Все молчали, кажется, даже перестали дышать. Новый управляющий — это всегда рулетка. Новые правила, новые требования, новые порядки. Гаар изо всех сил вцепилась мне в руку, прижалась щекой к плечу:
— Начнет продавать. Они все с этого начинают.
В голосе слышался такой испуг, что я невольно обняла ее:
— Это еще не известно.
Но мне самой было не по себе. Паук исчез. Но кто пришел вместо него?
Глава 32
Мои опасения оказались напрасными. Как и переживания Гаар. Впрочем, все равно слабо верилось. Я искала подвох. Во всем. Но не находила. Этот новый управляющий, этот Донсон Фальк обращался со мной едва ли не как с госпожой. Разве что говорил мне «ты» и не кланялся. Он без всяких ужимок объявил мне, что на мой счет у него особые указания господина. Будто признавал мое положение, даже не пытался намекать на «мое место».
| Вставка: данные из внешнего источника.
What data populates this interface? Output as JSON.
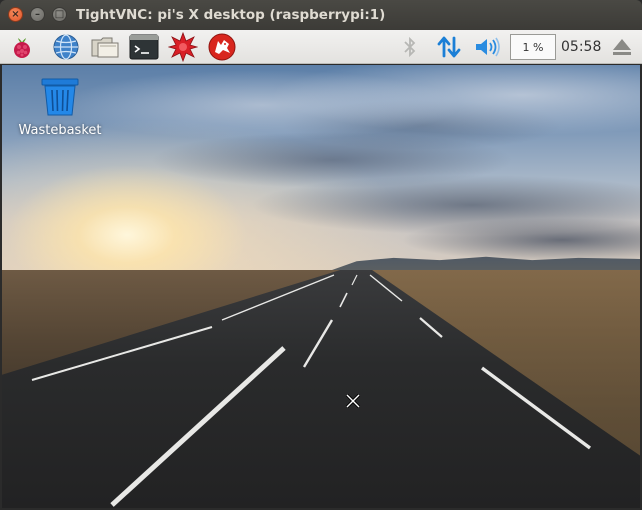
{
  "window": {
    "title": "TightVNC: pi's X desktop (raspberrypi:1)",
    "controls": {
      "close": "×",
      "minimize": "–",
      "maximize": "□"
    }
  },
  "panel": {
    "launchers": [
      {
        "name": "menu",
        "icon": "raspberry-icon"
      },
      {
        "name": "web-browser",
        "icon": "globe-icon"
      },
      {
        "name": "file-manager",
        "icon": "folder-icon"
      },
      {
        "name": "terminal",
        "icon": "terminal-icon"
      },
      {
        "name": "mathematica",
        "icon": "mathematica-icon"
      },
      {
        "name": "wolfram",
        "icon": "wolfram-icon"
      }
    ],
    "tray": {
      "bluetooth_icon": "bluetooth-icon",
      "network_icon": "network-updown-icon",
      "volume_icon": "volume-icon",
      "cpu_usage": "1 %",
      "clock": "05:58",
      "eject_icon": "eject-icon"
    }
  },
  "desktop": {
    "icons": [
      {
        "label": "Wastebasket",
        "icon": "trash-icon"
      }
    ],
    "colors": {
      "panel_bg": "#efeeec",
      "titlebar_bg": "#3c3b37",
      "accent_blue": "#1b7fd6"
    }
  }
}
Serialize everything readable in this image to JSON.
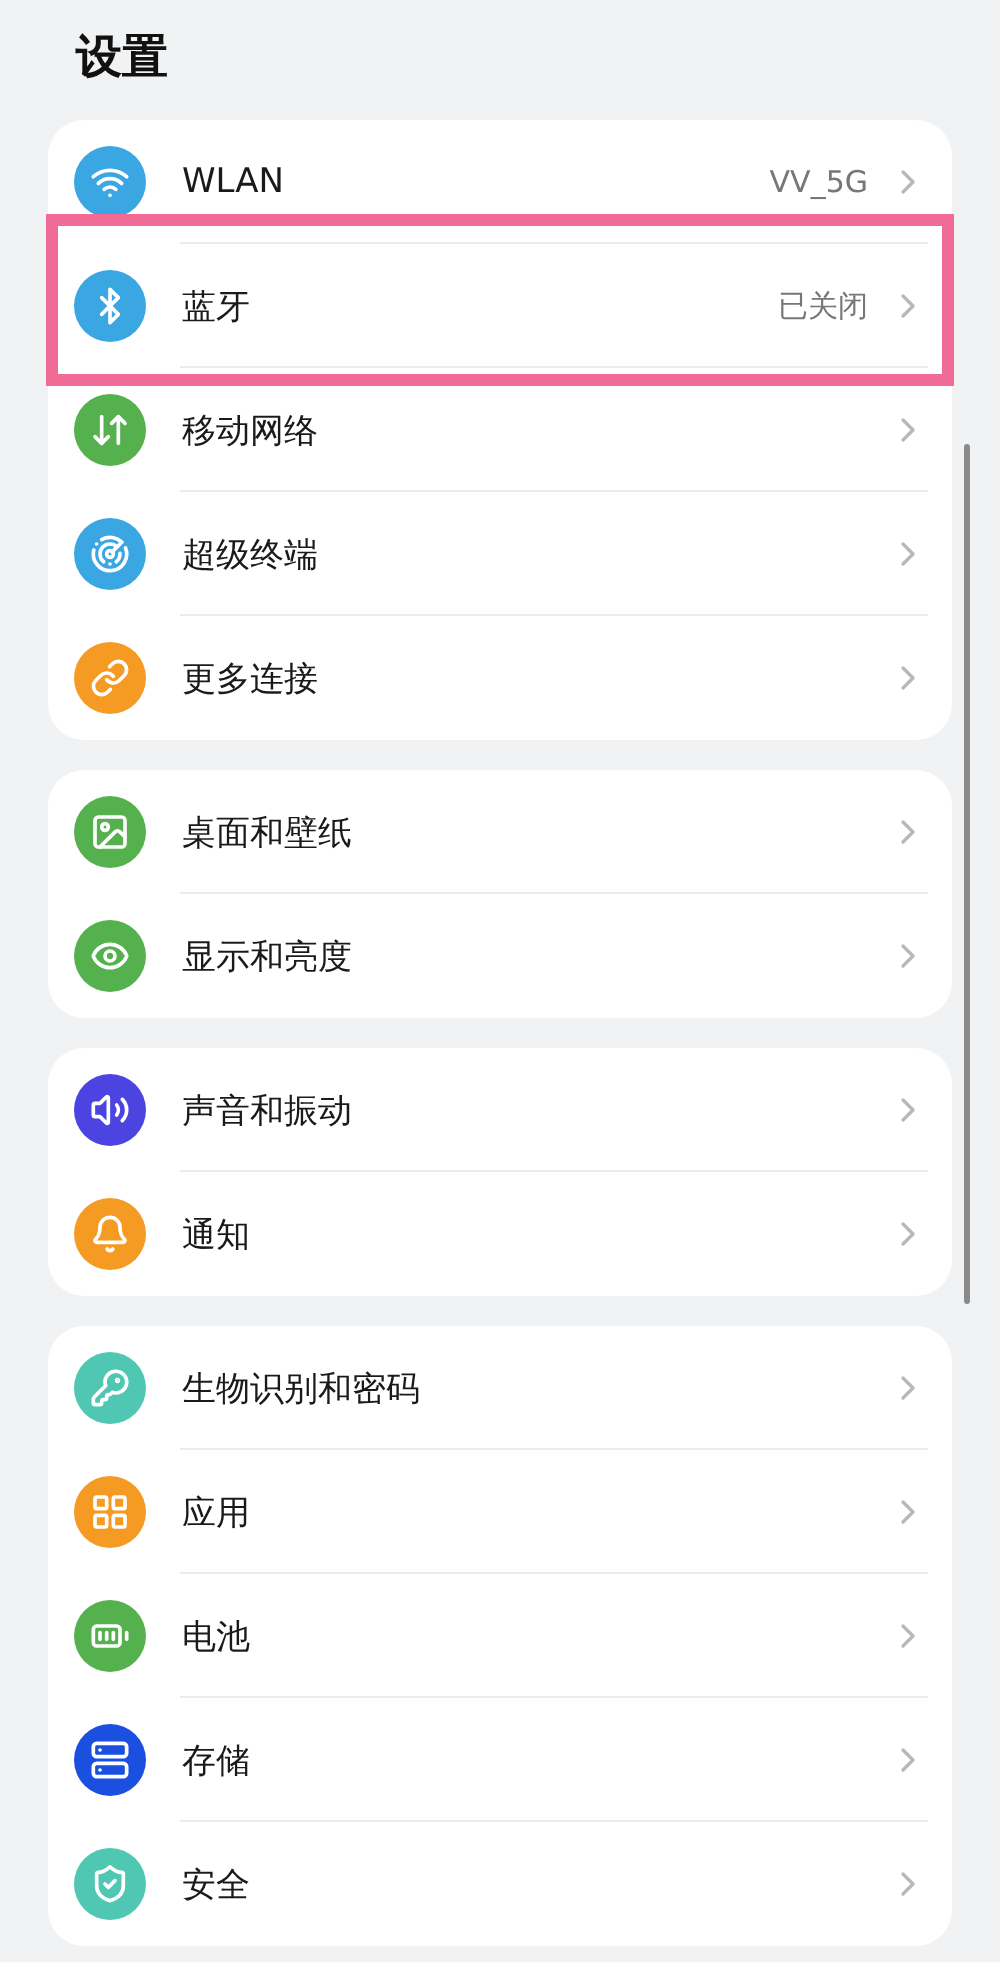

Донсон казался полной противоположностью паука. От внешности до повадок. Худой, резкий, с ввалившимися щеками. Горбоносый и надменный, с вечно полуприкрытыми темными глазами, будто наполовину спал. Гаар со смехом говорила, что, кажется, в понимании Донсона Фалька это величие и степенность. Да, теперь она смеялась, как следует, усвоив, что расположение управляющего распространялось и на мое окружение.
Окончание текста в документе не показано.